BOW, New Hampshire — There were few signs Friday afternoon that this New Hampshire lumber yard was hosting a presidential candidate. The upbeat country music that usually provides the campaign's soundtrack was silenced. The sign's bearing the candidate's slogan were replaced by large American flags. And a local Anglican priest opened the proceedings by asking God to comfort "those who are searching for reasons for tragedy."
When Mitt Romney took the stage, he quickly sought to put the brief remarks he was about to give in context.
"I stand before you not as a man running for office, but as a father and grandfather, a husband and American," he said.
Romney's address wasn't one of a presidential candidate — nor was it that of the president, whose own speech hours earlier positioned him as a reassuring father figure to the country, as he's often done at moments of crisis. By contrast, Romney played a ministerial role, urging his flock to stay optimistic and to use the tragedy as a catalyst for good.
"Today we feel not only a sense of grief, but perhaps also of helplessness.

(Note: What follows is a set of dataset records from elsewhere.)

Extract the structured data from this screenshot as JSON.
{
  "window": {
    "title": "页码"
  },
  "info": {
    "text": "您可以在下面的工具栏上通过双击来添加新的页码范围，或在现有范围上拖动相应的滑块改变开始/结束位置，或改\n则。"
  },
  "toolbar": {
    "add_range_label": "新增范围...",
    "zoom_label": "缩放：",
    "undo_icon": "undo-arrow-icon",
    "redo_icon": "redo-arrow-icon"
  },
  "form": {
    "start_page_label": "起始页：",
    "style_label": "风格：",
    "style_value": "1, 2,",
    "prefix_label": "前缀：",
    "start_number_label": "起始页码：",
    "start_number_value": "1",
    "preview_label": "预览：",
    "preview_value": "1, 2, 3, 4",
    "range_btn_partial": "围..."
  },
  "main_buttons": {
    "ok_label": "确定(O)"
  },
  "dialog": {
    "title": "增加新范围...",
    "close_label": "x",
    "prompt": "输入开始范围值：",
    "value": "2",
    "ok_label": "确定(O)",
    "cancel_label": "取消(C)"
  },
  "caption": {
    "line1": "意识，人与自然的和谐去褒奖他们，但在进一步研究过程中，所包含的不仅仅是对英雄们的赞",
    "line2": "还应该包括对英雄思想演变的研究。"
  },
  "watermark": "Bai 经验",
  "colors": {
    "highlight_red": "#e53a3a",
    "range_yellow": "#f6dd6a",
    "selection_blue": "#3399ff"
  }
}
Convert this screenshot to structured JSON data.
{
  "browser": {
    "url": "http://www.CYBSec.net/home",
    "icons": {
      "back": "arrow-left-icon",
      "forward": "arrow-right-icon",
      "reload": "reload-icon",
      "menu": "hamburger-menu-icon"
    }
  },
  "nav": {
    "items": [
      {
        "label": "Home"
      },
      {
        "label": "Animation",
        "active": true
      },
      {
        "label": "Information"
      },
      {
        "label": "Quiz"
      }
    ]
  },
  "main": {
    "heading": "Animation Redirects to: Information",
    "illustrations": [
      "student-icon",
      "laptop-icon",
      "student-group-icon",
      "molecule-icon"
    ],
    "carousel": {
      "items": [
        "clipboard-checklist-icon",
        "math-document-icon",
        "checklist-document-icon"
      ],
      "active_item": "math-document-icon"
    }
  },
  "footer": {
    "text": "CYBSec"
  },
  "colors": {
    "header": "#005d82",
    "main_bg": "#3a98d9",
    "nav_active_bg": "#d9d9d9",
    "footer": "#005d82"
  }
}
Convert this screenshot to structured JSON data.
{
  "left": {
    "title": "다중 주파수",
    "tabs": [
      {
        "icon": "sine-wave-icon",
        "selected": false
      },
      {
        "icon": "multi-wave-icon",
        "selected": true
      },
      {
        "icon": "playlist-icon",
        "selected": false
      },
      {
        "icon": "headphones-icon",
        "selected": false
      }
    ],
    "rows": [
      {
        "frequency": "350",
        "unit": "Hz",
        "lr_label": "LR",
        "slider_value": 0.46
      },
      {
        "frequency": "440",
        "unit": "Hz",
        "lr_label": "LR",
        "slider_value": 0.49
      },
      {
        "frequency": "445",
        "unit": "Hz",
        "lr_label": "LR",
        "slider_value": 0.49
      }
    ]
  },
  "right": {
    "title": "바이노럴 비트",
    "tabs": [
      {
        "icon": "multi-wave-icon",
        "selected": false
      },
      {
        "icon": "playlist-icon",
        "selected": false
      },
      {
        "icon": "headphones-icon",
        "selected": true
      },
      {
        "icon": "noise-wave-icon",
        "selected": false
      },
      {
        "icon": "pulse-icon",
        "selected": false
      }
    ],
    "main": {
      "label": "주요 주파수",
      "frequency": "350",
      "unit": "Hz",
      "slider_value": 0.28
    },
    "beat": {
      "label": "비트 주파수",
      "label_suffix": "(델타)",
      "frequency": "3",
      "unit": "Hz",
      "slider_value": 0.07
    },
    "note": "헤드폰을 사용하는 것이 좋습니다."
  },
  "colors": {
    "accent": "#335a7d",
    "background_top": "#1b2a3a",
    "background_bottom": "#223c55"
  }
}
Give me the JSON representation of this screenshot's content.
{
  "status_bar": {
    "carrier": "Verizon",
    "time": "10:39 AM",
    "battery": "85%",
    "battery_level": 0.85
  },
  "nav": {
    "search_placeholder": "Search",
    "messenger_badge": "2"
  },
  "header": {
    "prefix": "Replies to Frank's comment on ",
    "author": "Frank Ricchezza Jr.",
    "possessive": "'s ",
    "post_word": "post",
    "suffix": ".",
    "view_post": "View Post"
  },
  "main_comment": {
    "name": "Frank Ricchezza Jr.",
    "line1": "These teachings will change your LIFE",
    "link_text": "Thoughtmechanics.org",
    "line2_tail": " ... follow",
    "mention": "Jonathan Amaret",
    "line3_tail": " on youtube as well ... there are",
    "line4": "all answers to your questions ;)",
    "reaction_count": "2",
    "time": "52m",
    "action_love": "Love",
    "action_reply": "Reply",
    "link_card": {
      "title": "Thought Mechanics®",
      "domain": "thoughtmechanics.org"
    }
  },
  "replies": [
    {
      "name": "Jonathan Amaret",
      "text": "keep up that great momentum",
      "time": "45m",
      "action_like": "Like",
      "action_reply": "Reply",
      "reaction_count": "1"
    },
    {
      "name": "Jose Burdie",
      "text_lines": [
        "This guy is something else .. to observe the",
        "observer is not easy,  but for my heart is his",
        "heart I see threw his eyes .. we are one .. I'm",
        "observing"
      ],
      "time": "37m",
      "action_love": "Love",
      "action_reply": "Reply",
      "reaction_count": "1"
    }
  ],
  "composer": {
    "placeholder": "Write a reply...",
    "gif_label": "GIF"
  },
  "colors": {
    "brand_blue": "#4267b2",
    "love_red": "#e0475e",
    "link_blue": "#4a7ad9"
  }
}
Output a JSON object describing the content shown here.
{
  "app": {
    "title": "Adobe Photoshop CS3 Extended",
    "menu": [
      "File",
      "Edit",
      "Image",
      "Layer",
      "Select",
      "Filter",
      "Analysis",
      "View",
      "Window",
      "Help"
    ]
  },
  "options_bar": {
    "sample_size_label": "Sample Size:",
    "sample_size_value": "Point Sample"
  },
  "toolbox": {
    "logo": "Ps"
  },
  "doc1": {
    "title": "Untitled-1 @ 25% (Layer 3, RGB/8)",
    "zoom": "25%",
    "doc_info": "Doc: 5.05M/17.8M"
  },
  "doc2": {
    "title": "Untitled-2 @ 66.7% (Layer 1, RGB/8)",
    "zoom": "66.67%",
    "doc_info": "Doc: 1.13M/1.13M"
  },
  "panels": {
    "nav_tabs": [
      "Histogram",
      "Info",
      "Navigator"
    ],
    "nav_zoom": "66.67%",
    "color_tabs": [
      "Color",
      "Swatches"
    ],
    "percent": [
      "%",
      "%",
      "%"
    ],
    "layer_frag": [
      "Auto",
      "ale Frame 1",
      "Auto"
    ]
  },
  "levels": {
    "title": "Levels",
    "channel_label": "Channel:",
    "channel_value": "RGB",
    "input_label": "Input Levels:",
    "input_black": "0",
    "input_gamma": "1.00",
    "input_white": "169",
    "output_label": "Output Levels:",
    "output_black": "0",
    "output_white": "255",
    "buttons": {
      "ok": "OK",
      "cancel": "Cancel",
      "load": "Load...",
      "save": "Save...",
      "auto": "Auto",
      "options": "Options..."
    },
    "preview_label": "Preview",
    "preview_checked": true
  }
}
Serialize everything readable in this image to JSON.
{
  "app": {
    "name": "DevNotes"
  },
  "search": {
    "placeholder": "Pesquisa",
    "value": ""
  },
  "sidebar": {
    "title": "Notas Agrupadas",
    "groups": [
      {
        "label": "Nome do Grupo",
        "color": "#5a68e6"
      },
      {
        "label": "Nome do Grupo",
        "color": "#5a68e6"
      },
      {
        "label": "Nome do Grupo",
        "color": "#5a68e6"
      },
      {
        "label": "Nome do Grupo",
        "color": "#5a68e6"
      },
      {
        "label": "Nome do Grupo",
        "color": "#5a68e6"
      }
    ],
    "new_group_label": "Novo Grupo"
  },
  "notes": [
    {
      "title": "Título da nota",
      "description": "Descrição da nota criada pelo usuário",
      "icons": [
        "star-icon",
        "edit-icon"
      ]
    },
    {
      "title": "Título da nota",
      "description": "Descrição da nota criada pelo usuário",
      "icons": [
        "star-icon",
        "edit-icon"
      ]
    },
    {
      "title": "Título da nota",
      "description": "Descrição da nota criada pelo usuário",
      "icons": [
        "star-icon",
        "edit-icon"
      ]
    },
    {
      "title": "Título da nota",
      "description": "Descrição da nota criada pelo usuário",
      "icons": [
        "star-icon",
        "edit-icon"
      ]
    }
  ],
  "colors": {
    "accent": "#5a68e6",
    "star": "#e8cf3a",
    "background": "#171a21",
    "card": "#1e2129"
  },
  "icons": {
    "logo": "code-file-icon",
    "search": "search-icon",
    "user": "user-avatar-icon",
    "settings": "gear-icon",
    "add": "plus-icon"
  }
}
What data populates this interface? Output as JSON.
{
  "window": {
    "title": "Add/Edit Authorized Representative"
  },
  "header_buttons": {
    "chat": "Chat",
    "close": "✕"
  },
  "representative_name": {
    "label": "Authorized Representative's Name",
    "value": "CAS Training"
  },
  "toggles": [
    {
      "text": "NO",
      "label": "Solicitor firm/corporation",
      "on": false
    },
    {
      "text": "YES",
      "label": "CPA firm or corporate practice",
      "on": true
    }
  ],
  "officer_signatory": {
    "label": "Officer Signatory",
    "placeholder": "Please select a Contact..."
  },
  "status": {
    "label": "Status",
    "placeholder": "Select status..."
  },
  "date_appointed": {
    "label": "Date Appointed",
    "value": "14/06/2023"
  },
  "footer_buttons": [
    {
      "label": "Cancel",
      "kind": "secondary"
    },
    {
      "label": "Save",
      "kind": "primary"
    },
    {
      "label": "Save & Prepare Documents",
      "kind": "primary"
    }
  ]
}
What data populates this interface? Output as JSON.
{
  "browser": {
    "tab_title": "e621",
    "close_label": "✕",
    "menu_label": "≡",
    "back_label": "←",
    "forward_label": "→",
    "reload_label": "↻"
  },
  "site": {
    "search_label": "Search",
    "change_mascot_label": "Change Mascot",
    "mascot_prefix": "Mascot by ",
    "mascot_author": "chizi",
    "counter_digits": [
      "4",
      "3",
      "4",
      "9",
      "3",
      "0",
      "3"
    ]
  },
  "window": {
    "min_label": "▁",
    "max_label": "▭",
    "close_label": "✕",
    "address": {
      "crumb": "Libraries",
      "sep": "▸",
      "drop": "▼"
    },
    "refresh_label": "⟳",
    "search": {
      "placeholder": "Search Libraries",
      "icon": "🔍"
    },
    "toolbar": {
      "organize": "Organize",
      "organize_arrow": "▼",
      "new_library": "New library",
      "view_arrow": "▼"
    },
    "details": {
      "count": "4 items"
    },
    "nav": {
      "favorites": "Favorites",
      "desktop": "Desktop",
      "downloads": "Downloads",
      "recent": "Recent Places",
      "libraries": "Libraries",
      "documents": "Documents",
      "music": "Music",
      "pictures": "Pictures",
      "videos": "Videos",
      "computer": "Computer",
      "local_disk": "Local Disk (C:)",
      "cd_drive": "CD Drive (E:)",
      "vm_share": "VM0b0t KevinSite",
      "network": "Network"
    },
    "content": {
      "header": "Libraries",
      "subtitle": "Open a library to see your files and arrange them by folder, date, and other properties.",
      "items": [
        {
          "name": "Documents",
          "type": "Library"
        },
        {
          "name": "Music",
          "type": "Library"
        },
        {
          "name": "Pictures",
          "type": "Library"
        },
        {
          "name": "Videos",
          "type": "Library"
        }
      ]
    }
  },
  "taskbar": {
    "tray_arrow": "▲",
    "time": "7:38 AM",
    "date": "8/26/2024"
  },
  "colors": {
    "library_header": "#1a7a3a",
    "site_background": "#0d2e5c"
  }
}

But there is something we can do," Romney said. "We can offer comfort to someone near us who is suffering or heavy-laden. We can mourn with those that mourn in Colorado."
He went on to quote a verse in 2nd Corinthians: "Blessed be God who comforteth us in all our tribulations, that we may be able to comfort them which are in any trouble."
"What we do know is how evil is overcome, and we're seeing that great power today in the goodness and compassion of a wounded community," he said.
After finishing his remarks to muted applause, Romney descended from the stage, walked around the risers, and waited, quietly shaking hands with each member of the audience of about 200. Wearing a dark suit, Romney didn't smile, instead nodding and saying "thank you" over and over again.
As one person in the crowd noted, "It looks like a funeral receiving line."